Falcaustra tannaensis

Scientific classification
- Domain: Eukaryota
- Kingdom: Animalia
- Phylum: Nematoda
- Class: Chromadorea
- Order: Rhabditida
- Family: Kathlaniidae
- Genus: Falcaustra
- Species: F. tannaensis
- Binomial name: Falcaustra tannaensis Bursey et al., 2010

= Falcaustra tannaensis =

- Authority: Bursey et al., 2010

Species of roundworm

Falcaustra tannaensis is the 87th discovered species of the nematode genus Falcaustra. It has been identified in geckos from Tanna Island, Vanuatu. Species of Falcaustra have been known parasites that occur in the digestive tracts of fish, amphibians, and mammals. Until 2010, none had ever been identified in the South Pacific Islands.

Falcaustra tannaensis is a nematode with a cylindrical body tapering anteriorly and posteriorly. It has a thin cuticle with fine, regular striations.
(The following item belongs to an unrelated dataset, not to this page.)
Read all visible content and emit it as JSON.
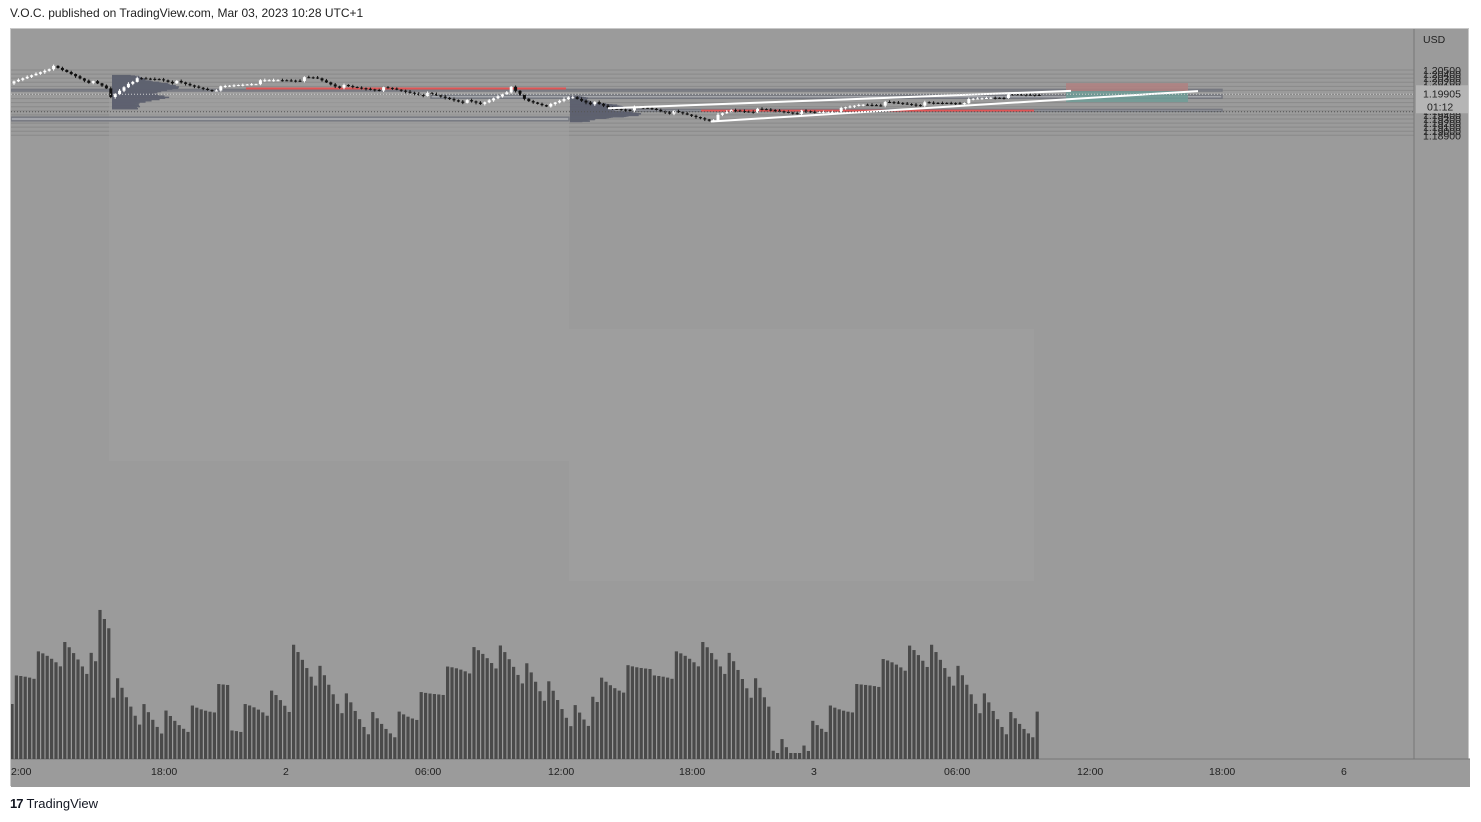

Mouth opening is triangular, surrounded by 3 large lips, each with 2 papillai, amphidial pore at lateral edge of each subventral lip. Its lip support is lightly sclerotized. Cervical papillae slightly posterior to nerve ring, inconspicuous. The tail is conical and pointed in both sexes. It is also related to Falcaustra pelusios, a nematode that infects the gastrointestinal tract of turtles.